Automatic Music Analysis

Audio and Visual Content Analysis

Audio signal processing and machine learning for music analysis

Audio signal processing and machine learning are revolutionizing music analysis. From audio matching to music annotation and similarity search, from automatic music transcription to music generation, new application possibilities are emerging for broadcast monitoring, music search and recommendation, music production, and music learning programs.

Our goal is to enable quick and customized access to musical content through our approaches and techniques for automatic music analysis. We are developing practical solutions that are applicable in various domains such as the music industry, entertainment, education, and music production. In addition to enhancing existing technologies, we aim to showcase new application possibilities for automatic music analysis and contribute to the evolution of algorithms and methods.

News and upcoming events

 

Event / 17.3.2025

DAS I DAGA 2025

We are presenting our research at the 51st annual conference of the German Acoustical Society (DEGA). Visit us at booth B4-34.

 

Event / 11.3.2025

Data Technology Seminar 2025

Presentation “Cross-modal content analysis: finding, identifying and analyzing people in media” at the EBU event for innovators in AI, data and media technology.

 

Press Release / 12.4.2024

Advertising monitoring for SWR radio programs

Our audio matching replaces manual checking of broadcast commercials

Research

Understanding Music

How do I quickly find a suitable music piece in a large music catalog? Can I automatically receive recommendations for the perfect beat that harmonizes well with a music production I'm currently working on? Which programs in my archive are the most successful? These are typical questions where our technologies for automatic music analysis can help.

Audio signal processing and machine learning have fundamentally changed music analysis. The multidisciplinary research field "Music Information Retrieval" encompasses algorithms and techniques for extracting musical information from audio data, transforming it into interpretable formats. The results are applied in areas such as broadcast monitoring, music search and recommendation, music production, content tracking, and music eductaion.

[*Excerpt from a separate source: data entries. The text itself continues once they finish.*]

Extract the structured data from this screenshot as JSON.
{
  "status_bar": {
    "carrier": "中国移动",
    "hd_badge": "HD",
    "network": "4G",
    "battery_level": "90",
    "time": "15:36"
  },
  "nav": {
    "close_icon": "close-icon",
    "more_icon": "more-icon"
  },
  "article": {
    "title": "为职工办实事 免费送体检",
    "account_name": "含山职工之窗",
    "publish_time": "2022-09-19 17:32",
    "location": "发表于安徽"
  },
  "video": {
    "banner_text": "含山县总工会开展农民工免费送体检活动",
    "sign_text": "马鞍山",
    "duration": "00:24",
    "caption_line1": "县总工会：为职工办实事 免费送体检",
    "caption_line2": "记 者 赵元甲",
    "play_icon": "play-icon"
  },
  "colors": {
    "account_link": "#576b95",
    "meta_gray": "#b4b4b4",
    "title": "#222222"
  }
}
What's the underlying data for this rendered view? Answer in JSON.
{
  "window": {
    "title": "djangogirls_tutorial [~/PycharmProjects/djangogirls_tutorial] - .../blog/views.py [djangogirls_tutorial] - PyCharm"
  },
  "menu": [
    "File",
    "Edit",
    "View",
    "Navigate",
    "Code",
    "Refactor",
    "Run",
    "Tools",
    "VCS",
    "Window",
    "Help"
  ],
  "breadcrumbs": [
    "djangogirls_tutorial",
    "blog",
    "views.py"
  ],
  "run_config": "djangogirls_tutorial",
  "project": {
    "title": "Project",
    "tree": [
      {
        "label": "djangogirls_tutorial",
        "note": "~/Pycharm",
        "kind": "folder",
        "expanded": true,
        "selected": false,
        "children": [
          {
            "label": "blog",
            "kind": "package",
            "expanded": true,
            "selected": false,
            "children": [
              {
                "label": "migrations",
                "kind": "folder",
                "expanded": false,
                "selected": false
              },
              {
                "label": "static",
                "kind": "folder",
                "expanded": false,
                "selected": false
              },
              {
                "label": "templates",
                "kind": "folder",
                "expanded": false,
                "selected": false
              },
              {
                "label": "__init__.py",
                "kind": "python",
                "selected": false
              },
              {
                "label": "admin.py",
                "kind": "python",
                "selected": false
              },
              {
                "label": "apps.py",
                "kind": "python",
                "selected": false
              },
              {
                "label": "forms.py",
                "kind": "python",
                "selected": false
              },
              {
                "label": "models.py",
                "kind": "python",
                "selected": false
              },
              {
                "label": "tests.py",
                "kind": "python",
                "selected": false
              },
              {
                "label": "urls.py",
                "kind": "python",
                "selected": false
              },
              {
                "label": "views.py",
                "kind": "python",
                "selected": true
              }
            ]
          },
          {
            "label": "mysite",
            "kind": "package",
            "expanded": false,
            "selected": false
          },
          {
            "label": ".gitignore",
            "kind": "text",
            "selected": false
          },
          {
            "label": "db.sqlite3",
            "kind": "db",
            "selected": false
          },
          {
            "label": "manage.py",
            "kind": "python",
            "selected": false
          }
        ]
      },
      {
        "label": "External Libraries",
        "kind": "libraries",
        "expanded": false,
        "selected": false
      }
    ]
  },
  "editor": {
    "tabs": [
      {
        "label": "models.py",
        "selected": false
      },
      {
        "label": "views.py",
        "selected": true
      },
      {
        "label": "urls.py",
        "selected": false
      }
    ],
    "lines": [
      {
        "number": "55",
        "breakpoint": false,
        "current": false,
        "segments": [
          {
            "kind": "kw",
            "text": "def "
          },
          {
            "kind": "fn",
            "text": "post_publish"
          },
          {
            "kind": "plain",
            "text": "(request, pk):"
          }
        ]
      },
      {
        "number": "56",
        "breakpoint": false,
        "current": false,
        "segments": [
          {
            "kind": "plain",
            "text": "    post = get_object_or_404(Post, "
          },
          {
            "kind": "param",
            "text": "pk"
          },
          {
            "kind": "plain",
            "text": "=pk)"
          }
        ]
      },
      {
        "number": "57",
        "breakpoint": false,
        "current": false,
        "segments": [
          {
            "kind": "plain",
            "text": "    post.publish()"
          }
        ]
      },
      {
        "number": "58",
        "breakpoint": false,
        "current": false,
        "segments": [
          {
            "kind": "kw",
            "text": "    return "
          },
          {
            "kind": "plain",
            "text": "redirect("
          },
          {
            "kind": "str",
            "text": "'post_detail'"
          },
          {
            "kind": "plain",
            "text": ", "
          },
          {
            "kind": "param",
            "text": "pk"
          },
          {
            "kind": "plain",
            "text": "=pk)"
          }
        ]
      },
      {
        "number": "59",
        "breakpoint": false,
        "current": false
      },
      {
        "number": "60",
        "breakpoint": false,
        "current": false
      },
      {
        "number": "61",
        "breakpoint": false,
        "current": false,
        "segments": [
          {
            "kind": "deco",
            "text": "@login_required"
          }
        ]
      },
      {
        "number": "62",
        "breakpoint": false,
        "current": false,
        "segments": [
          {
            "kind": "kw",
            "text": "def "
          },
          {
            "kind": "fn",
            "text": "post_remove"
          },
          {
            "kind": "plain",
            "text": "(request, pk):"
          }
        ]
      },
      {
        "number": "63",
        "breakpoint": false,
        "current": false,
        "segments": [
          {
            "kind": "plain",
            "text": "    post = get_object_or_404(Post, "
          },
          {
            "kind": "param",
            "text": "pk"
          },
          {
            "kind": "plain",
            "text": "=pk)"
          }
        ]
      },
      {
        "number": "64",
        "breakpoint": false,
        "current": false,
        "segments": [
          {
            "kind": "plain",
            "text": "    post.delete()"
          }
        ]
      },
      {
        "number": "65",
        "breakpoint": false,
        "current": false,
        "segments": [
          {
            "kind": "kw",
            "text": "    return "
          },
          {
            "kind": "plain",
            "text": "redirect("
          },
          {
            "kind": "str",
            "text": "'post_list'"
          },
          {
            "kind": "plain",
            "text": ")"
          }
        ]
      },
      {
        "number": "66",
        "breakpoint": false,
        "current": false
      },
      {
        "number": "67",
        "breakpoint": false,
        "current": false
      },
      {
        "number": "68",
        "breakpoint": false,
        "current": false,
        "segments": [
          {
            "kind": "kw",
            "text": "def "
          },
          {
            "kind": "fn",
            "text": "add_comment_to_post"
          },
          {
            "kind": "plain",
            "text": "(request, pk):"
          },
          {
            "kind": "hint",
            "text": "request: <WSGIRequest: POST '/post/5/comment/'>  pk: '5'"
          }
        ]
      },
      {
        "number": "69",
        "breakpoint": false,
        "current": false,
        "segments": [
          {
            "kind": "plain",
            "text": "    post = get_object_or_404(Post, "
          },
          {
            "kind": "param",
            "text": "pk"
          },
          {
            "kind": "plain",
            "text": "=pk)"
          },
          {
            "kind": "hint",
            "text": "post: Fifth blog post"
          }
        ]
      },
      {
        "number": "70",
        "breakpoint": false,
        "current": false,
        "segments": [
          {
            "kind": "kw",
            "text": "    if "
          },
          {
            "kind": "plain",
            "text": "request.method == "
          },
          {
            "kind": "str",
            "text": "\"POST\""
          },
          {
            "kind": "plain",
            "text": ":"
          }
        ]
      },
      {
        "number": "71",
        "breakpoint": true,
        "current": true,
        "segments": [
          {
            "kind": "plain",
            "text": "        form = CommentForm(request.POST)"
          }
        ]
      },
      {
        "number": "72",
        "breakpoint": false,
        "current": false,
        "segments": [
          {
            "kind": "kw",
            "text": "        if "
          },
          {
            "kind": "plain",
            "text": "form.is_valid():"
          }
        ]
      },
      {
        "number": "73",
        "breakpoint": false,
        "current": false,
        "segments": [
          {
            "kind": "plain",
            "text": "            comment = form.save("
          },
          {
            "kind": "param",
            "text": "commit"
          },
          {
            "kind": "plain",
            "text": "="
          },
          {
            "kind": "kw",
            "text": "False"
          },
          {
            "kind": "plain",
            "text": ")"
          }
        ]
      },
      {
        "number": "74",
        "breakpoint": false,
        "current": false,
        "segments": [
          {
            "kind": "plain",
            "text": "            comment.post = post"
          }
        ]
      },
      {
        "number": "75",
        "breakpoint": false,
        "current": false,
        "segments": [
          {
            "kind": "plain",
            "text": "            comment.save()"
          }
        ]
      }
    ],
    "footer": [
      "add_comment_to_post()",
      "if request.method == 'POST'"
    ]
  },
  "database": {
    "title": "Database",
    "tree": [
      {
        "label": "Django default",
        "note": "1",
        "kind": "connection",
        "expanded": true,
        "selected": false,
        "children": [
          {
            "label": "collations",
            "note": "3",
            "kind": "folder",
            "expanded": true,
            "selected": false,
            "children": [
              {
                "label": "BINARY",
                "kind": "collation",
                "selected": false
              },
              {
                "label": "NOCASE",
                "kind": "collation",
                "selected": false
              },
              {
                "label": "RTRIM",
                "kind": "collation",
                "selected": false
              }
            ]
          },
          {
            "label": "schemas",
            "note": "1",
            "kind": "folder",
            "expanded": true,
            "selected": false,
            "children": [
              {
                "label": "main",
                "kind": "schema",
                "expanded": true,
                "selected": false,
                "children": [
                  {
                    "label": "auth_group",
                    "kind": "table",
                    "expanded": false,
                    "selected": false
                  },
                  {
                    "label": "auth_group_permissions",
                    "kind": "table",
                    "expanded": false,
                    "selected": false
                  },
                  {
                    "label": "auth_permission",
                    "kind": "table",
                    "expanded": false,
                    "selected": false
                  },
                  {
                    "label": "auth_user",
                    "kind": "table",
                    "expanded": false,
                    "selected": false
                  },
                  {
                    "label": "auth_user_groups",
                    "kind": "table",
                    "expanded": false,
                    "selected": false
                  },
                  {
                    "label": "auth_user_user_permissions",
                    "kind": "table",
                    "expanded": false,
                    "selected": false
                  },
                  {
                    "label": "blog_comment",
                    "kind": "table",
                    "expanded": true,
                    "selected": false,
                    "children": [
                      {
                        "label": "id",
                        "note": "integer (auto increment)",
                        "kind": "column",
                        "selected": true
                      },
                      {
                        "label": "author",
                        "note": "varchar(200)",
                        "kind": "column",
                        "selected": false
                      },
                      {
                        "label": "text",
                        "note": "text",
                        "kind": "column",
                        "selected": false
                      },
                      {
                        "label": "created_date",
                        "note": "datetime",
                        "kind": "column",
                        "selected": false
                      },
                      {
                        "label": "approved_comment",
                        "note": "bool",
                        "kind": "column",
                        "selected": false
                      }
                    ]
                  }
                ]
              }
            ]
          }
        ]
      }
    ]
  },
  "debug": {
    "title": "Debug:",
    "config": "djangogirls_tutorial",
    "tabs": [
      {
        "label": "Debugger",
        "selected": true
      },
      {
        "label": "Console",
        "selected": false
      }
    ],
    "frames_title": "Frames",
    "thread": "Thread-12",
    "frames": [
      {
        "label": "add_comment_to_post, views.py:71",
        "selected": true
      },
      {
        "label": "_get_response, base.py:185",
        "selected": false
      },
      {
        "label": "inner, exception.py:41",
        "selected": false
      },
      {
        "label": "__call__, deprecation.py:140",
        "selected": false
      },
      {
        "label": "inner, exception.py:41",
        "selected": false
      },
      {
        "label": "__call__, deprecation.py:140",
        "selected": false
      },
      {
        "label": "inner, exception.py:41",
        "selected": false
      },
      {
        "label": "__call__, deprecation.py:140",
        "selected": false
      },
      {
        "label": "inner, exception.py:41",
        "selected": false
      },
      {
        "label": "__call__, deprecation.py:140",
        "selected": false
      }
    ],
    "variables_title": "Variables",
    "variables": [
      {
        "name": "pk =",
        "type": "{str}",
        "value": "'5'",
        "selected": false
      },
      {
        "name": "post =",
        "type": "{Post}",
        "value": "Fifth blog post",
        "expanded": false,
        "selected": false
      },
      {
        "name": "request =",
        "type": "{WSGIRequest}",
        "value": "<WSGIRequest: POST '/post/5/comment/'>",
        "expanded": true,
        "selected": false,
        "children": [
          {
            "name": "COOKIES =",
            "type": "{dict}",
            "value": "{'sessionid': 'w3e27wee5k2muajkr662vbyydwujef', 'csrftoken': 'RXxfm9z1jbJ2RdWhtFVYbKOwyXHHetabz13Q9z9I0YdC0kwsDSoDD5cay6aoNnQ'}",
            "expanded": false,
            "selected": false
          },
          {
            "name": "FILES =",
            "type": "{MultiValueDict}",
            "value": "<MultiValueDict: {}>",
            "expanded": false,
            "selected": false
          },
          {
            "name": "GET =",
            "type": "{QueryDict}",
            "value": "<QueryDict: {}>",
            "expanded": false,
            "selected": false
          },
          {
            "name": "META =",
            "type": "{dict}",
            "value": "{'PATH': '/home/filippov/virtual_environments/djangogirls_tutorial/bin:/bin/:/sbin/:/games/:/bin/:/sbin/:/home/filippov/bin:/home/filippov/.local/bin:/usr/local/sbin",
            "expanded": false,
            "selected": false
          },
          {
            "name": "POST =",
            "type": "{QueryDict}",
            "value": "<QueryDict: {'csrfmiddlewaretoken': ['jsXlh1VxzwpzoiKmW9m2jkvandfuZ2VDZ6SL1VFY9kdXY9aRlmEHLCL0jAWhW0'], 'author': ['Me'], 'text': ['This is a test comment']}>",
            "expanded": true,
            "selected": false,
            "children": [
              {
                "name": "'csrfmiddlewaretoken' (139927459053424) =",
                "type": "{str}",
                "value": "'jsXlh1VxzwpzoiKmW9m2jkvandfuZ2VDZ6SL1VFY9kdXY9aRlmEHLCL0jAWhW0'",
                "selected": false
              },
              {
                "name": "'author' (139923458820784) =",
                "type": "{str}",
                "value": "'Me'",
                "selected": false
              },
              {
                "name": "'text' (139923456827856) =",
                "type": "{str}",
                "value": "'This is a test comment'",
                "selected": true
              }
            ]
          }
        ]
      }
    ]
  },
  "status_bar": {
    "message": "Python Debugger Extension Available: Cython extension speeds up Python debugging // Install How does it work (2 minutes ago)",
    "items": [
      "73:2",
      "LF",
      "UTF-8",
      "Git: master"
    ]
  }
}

AI-based music analysis technologies

General challenges in automatic music analysis include processing large amounts of data, considering musical diversity and context, robustness to variations in recording quality, and the efficient deployment of real-time processing for various applications.

Audio-Matching

Audio matching via audio fingerprinting enables the identification of specific audio recordings in music collections and streams. Media content is compared and matched based on acoustic fingerprints. Audio matching is used for analyzing music usage in broadcast monitoring, content tracking applications, archive maintenance, as well as in music search engines and recommendation systems.
 

At Fraunhofer IDMT, we research how to further improve the accuracy and efficiency of audio matching techniques in order to enable more precise detection and identification of media content.

Annotation and similarity search for music

Annotation and similarity search for music facilitate the organization of music collections and simplify access to musical content. The use of metadata allows for versatile search and recommendation systems, automating the discovery of suitable music or musical elements. This is applicable, for example, in end-user streaming services or music production.


We are working on enhancing annotation and similarity search, particularly for large and diverse music collections, while also considering to user preferences and contextual information.

Automatic music transcription

Automatic music transcription involves converting music signals into symbolic music notation and extracting musical structures such as melodies, chords, and rhythms. These techniques are used in music learning programs, music game development, and music theoretical studies.


The specific challenges of automatic music transcription lie in precisely, reliably, and real-time capturing complex musical structures, even in polyphonic musical pieces or situations with background and ambient noise.

Automatic music generation

Automatic music generation involves the development of algorithms and AI systems capable of creating their own original musical pieces or parts thereof. It provides automated support in the music production process and during live performances, for instance, by generating melodies based on harmonies. This emerging field  introduces new creative approaches to music composition and production.


However, automatic music generation is still a relatively young research field and requires further progress to produce realistic and coherent musical results that meet the expectations of music creators and listeners. At Fraunhofer IDMT, we are researching ways to make the AI composition process transparent and controllable. Our aim is to support the creative collaboration between music creators and AI.